One week after Lilli’s disappearance her mother entered her daughter’s bedroom and noticed the girl’s Bible on the stand next to the bed.  Hoping to find some words of comfort, Selma opened the book. There on the inside cover Lillie had written a line from John 14: “I go to prepare a place for you” and addressed it “Father and Mother”.  Selma stated later that she knew that she would never see her daughter again.

On May 4, 1922, a local farmer, John Moore was approaching his field west of Roscoe by a big bend in the river.  He saw something swirling in the water about twenty feet from the shore. He said it took him a few minutes to realize that it was a body floating there.  He and another man brought the body to the shore.

One doesn’t even want to imagine what it must have been like for Fred Olson as he and the sheriff made their way to Rockton.  Unfortunately, they had made similar trips in the weeks prior to this sighting. Previously it always had been someone else’s sister that was pulled from the water.

But not this particular time.  Fred recognized his sister’s clothing right away.  He also identified the wedding band that she still wore.  The initials carved on the inside of the gold band confirmed that this time they had found Lillie.

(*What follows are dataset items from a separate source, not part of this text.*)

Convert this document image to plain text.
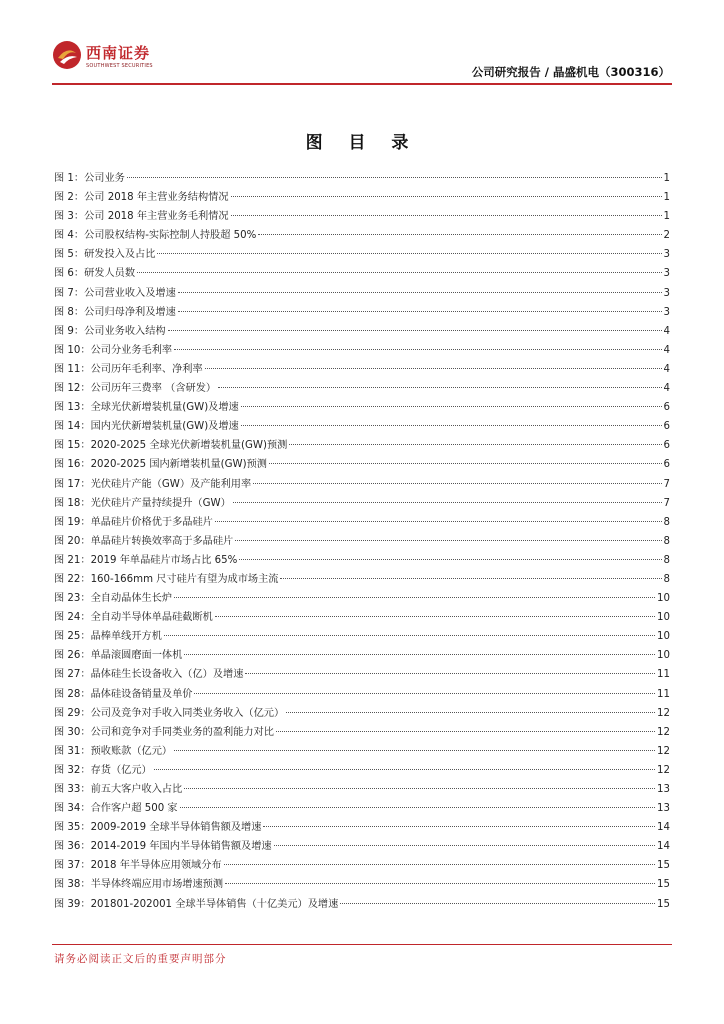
西南证券
SOUTHWEST SECURITIES	公司研究报告 / 晶盛机电（300316）
图 目 录
图 1：公司业务	1
图 2：公司 2018 年主营业务结构情况	1
图 3：公司 2018 年主营业务毛利情况	1
图 4：公司股权结构-实际控制人持股超 50%	2
图 5：研发投入及占比	3
图 6：研发人员数	3
图 7：公司营业收入及增速	3
图 8：公司归母净利及增速	3
图 9：公司业务收入结构	4
图 10：公司分业务毛利率	4
图 11：公司历年毛利率、净利率	4
图 12：公司历年三费率 （含研发）	4
图 13：全球光伏新增装机量(GW)及增速	6
图 14：国内光伏新增装机量(GW)及增速	6
图 15：2020-2025 全球光伏新增装机量(GW)预测	6
图 16：2020-2025 国内新增装机量(GW)预测	6
图 17：光伏硅片产能（GW）及产能利用率	7
图 18：光伏硅片产量持续提升（GW）	7
图 19：单晶硅片价格优于多晶硅片	8
图 20：单晶硅片转换效率高于多晶硅片	8
图 21：2019 年单晶硅片市场占比 65%	8
图 22：160-166mm 尺寸硅片有望为成市场主流	8
图 23：全自动晶体生长炉	10
图 24：全自动半导体单晶硅截断机	10
图 25：晶棒单线开方机	10
图 26：单晶滚圆磨面一体机	10
图 27：晶体硅生长设备收入（亿）及增速	11
图 28：晶体硅设备销量及单价	11
图 29：公司及竞争对手收入同类业务收入（亿元）	12
图 30：公司和竞争对手同类业务的盈利能力对比	12
图 31：预收账款（亿元）	12
图 32：存货（亿元）	12
图 33：前五大客户收入占比	13
图 34：合作客户超 500 家	13
图 35：2009-2019 全球半导体销售额及增速	14
图 36：2014-2019 年国内半导体销售额及增速	14
图 37：2018 年半导体应用领域分布	15
图 38：半导体终端应用市场增速预测	15
图 39：201801-202001 全球半导体销售（十亿美元）及增速	15
请务必阅读正文后的重要声明部分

Fred C.Olson handled death on a daily basis for years by this point.  He had comforted many family members through their loss of loved ones.  This time it was his grief that overwhelmed him and he sank to his knees.  The men who had accompanied Fred to that field stepped forward to do for Fred what he had done for countless others.  They brought Lillie’s body home for him. They also stayed by his side as he told his distraught parents the news that would break their hearts.

Lillie’s body was badly decomposed and the medical examiner declared that he believed that the young woman died the day she went missing. Later her pocket book was found on a bridge that crossed the river. Lillie’s doctor testified that she had likely suffered a dizzy spell as she attempted to cross the bridge.  Her death was ruled an accident.  

The family gathered together to say goodbye to the beautiful young woman.  She was laid to rest at Scandinavian Cemetery.

The Olson family continues their legacy of serving the Rockford Community even today.  They have helped many families through the grief process in their five generations of service.  Perhaps it brings comfort to the families they serve to know that the Olson’s family has known the heartbreak of burying family members taken much too soon.